HOMESTEAD, FLA. — HOMESTEAD, Fla. -- At night from time to time, the gunshots still crackle in the deep darkness of the ruined neighborhoods, spraying lead across the fallen trees and piles of garbage in these places where there used to be electricity, running water and schools.
But when police cruise by to investigate, their headlights invariably illuminate nothing more sinister than a spray-painted message on the wall of some gutted home. ("You loot, we shoot. You try, you die," to name one.)
Police aren't finding any bodies at such scenes, and of all the minor miracles of survival in the wake of Hurricane Andrew, one of the biggest may be that no one has been shot to death in communities that have become virtual armed camps.
"I'm surprised it hasn't happened," says Homestead Police Sgt. Jim Orbach. "It's dangerous out there, and I don't expect to get through this without somebody getting shot to death. Somebody's eventually going to attempt to crawl into the wrong house, and the owner's going to be waiting with a gun."
If ever there were a place primed to live by the gun at the first hint of anarchy, it would seem to be Dade County. Following an explosion of violence in the early 1980s, it has acquired a nasty reputation for high murder rates, short fuses and quick triggers.
The atmosphere of easy gunplay may best be summed up by a satirical poster that pokes fun at a tourism slogan for Miami, the county's biggest city.
"Miami, See It Like a Native," the slogan says, but instead of depicting a beach scene with skimpy bikinis and waving palms, the poster's view looks straight down the barrel of a .38 Special.

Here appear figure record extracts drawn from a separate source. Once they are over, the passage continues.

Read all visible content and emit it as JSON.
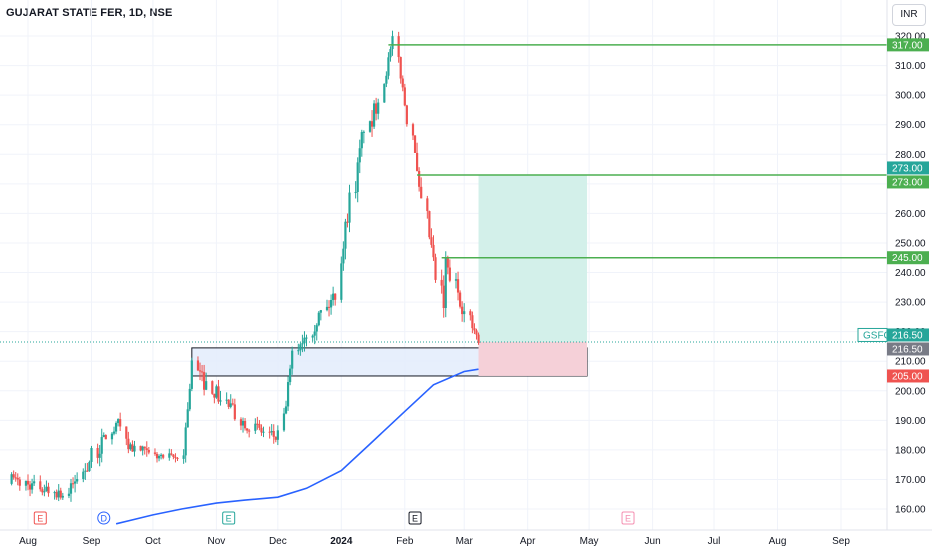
{
  "header": {
    "title": "GUJARAT STATE FER, 1D, NSE",
    "currency": "INR"
  },
  "chart_data": {
    "type": "candlestick",
    "symbol": "GSFC",
    "price_axis": {
      "ylim": [
        153,
        324
      ],
      "ticks": [
        160,
        170,
        180,
        190,
        200,
        210,
        220,
        230,
        240,
        250,
        260,
        270,
        280,
        290,
        300,
        310,
        320
      ],
      "tick_labels": [
        "160.00",
        "170.00",
        "180.00",
        "190.00",
        "200.00",
        "210.00",
        "220.00",
        "230.00",
        "240.00",
        "250.00",
        "260.00",
        "270.00",
        "280.00",
        "290.00",
        "300.00",
        "310.00",
        "320.00"
      ]
    },
    "time_axis": {
      "labels": [
        {
          "text": "Aug",
          "date": "2023-08-01",
          "bold": false
        },
        {
          "text": "Sep",
          "date": "2023-09-01",
          "bold": false
        },
        {
          "text": "Oct",
          "date": "2023-10-01",
          "bold": false
        },
        {
          "text": "Nov",
          "date": "2023-11-01",
          "bold": false
        },
        {
          "text": "Dec",
          "date": "2023-12-01",
          "bold": false
        },
        {
          "text": "2024",
          "date": "2024-01-01",
          "bold": true
        },
        {
          "text": "Feb",
          "date": "2024-02-01",
          "bold": false
        },
        {
          "text": "Mar",
          "date": "2024-03-01",
          "bold": false
        },
        {
          "text": "Apr",
          "date": "2024-04-01",
          "bold": false
        },
        {
          "text": "May",
          "date": "2024-05-01",
          "bold": false
        },
        {
          "text": "Jun",
          "date": "2024-06-01",
          "bold": false
        },
        {
          "text": "Jul",
          "date": "2024-07-01",
          "bold": false
        },
        {
          "text": "Aug",
          "date": "2024-08-01",
          "bold": false
        },
        {
          "text": "Sep",
          "date": "2024-09-01",
          "bold": false
        }
      ]
    },
    "colors": {
      "up": "#26a69a",
      "down": "#ef5350",
      "ma": "#2962ff",
      "level": "#4caf50",
      "zone_fill": "#e3ecfb",
      "target_fill": "#d3f0ea",
      "stop_fill": "#f5d0d8",
      "stop_label": "#ef5350",
      "last_price": "#26a69a",
      "crosshair_label": "#787b86"
    },
    "candles_segments": [
      {
        "from": "2023-07-24",
        "to": "2023-08-18",
        "start": 170,
        "end": 165,
        "wiggle": 3
      },
      {
        "from": "2023-08-19",
        "to": "2023-09-10",
        "start": 165,
        "end": 185,
        "wiggle": 4
      },
      {
        "from": "2023-09-11",
        "to": "2023-09-16",
        "start": 185,
        "end": 190,
        "wiggle": 3
      },
      {
        "from": "2023-09-17",
        "to": "2023-09-30",
        "start": 182,
        "end": 178,
        "wiggle": 3
      },
      {
        "from": "2023-10-01",
        "to": "2023-10-14",
        "start": 178,
        "end": 177,
        "wiggle": 2
      },
      {
        "from": "2023-10-15",
        "to": "2023-10-22",
        "start": 180,
        "end": 209,
        "wiggle": 4
      },
      {
        "from": "2023-10-23",
        "to": "2023-11-10",
        "start": 206,
        "end": 192,
        "wiggle": 4
      },
      {
        "from": "2023-11-11",
        "to": "2023-11-30",
        "start": 190,
        "end": 184,
        "wiggle": 3
      },
      {
        "from": "2023-12-01",
        "to": "2023-12-10",
        "start": 185,
        "end": 212,
        "wiggle": 3
      },
      {
        "from": "2023-12-11",
        "to": "2023-12-31",
        "start": 215,
        "end": 233,
        "wiggle": 4
      },
      {
        "from": "2024-01-01",
        "to": "2024-01-12",
        "start": 245,
        "end": 290,
        "wiggle": 5
      },
      {
        "from": "2024-01-13",
        "to": "2024-01-21",
        "start": 288,
        "end": 300,
        "wiggle": 5
      },
      {
        "from": "2024-01-22",
        "to": "2024-01-26",
        "start": 305,
        "end": 318,
        "wiggle": 3
      },
      {
        "from": "2024-01-27",
        "to": "2024-02-06",
        "start": 312,
        "end": 282,
        "wiggle": 3
      },
      {
        "from": "2024-02-07",
        "to": "2024-02-20",
        "start": 272,
        "end": 228,
        "wiggle": 5
      },
      {
        "from": "2024-02-21",
        "to": "2024-03-06",
        "start": 243,
        "end": 219,
        "wiggle": 4
      },
      {
        "from": "2024-03-07",
        "to": "2024-03-09",
        "start": 219,
        "end": 215,
        "wiggle": 3
      }
    ],
    "moving_average": {
      "points": [
        {
          "date": "2023-09-13",
          "value": 155
        },
        {
          "date": "2023-10-01",
          "value": 158
        },
        {
          "date": "2023-10-15",
          "value": 160
        },
        {
          "date": "2023-11-01",
          "value": 162
        },
        {
          "date": "2023-11-15",
          "value": 163
        },
        {
          "date": "2023-12-01",
          "value": 164
        },
        {
          "date": "2023-12-15",
          "value": 167
        },
        {
          "date": "2024-01-01",
          "value": 173
        },
        {
          "date": "2024-01-15",
          "value": 182
        },
        {
          "date": "2024-02-01",
          "value": 193
        },
        {
          "date": "2024-02-15",
          "value": 202
        },
        {
          "date": "2024-03-01",
          "value": 206.5
        },
        {
          "date": "2024-03-08",
          "value": 207.3
        }
      ]
    },
    "horizontal_levels": [
      {
        "price": 317,
        "from": "2024-01-24",
        "label": "317.00"
      },
      {
        "price": 273,
        "from": "2024-02-07",
        "label": "273.00"
      },
      {
        "price": 245,
        "from": "2024-02-19",
        "label": "245.00"
      }
    ],
    "demand_zone": {
      "from": "2023-10-20",
      "to": "2024-04-30",
      "top": 214.5,
      "bottom": 205
    },
    "long_position": {
      "from": "2024-03-08",
      "to": "2024-04-30",
      "entry": 216.5,
      "target": 273,
      "stop": 205
    },
    "price_labels": [
      {
        "price": 273,
        "text": "273.00",
        "kind": "target-top",
        "offset": -1
      },
      {
        "price": 273,
        "text": "273.00",
        "kind": "level",
        "offset": 1
      },
      {
        "price": 317,
        "text": "317.00",
        "kind": "level",
        "offset": 0
      },
      {
        "price": 245,
        "text": "245.00",
        "kind": "level",
        "offset": 0
      },
      {
        "price": 216.5,
        "text": "216.50",
        "kind": "last",
        "offset": -1,
        "symbol": "GSFC"
      },
      {
        "price": 216.5,
        "text": "216.50",
        "kind": "crosshair",
        "offset": 1
      },
      {
        "price": 205,
        "text": "205.00",
        "kind": "stop",
        "offset": 0
      }
    ],
    "event_markers": [
      {
        "date": "2023-08-07",
        "letter": "E",
        "color": "#ef5350"
      },
      {
        "date": "2023-09-07",
        "letter": "D",
        "color": "#2962ff"
      },
      {
        "date": "2023-11-07",
        "letter": "E",
        "color": "#26a69a"
      },
      {
        "date": "2024-02-06",
        "letter": "E",
        "color": "#131722"
      },
      {
        "date": "2024-05-20",
        "letter": "E",
        "color": "#f48fb1"
      }
    ]
  }
}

This is the county where the honking of a horn in traffic has been the prelude to a shootout, where gun sales have soared every time Miami's slums have erupted into riots. Now that Andrew has come and gone with the force of a thousand riots, gun sales are again zooming for some dealers.
"We've had a big increase since the hurricane, probably about 40 percent," says John Gonzalez, manager of one of the three locations of the Tamiami Gun Shop, one of Dade County's largest gun dealers.
"I would say that 90 percent of the people who are purchasing the firearms are from the areas with the most damage, and they're buying everything from the simplest handgun to semiautomatic rifles or shotguns. People are trying to protect what little they have left."
Ken Trumble, 68, explained the prevailing mood among many homeowners as he propped a lawn chair in the shade amid the rubble of his mobile home. Mr. Trumble, who lived for the first five nights after the hurricane in a 10-by-16-foot aluminum tool shed, dented and torn but still standing, said he sat up each night with a .357-caliber Magnum at his side.
"If I heard anyone I was going to shoot it up in the air for a warning, and if that didn't stop him I'd shoot the bastard," he said.
"Then I'd probably end up in court with some shyster lawyer explaining why, but I'm going to protect my property."
But the most succinct expressions of intent to shoot are found among the spray-painted graffiti that have become a hallmark of this storm.
At the home of Luis Rosado, the message in big bold letters on his home's front wall says, "We are armed. Looters will die!"
Not to be outdone, his next-door neighbor has painted: "Welcome to hell. Looters will be killed." Only Mr. Rosado has gone to the trouble of stringing two strands of barbed wire around the perimeter of his lawn.
Mr. Rosado has sent his wife and three children to stay with relatives in New Jersey while he toughs it out in a backyard tent until an insurance adjuster arrives. He spends his nights tending a bonfire until 2 a.m. in the cul de sac out front, then leaves the blaze to go out on its own when he goes to bed.
So far, he says, no looters.
Though no one has been killed by gunfire in these neighborhoods, at least two looters have been shot by property owners. Neither was seriously injured. No arrests were made in the shootings. Police concluded there was no way to find out who had done them.
Arrests for looting have slacked off to almost zero during the past week, but Sergeant Orbach said his department still receives up to 15 reports of looting every night.
Not that looters have been the only targets of gunshots. Three Marines were fired on but not hit -- no one knows why -- while patrolling one night in Florida City, just south of Homestead.
Nor have homeowners been the only people to arm themselves. Two men who decided to be good Samaritans by driving a truckload of food and water out to some of southern Dade County's poorest communities were nearly overwhelmed by the mobbing response.
They were so overwhelmed, in fact, that they retreated without finishing, and didn't return until they had donned camouflage and loaded up their guns.
Their second trip went much smoother.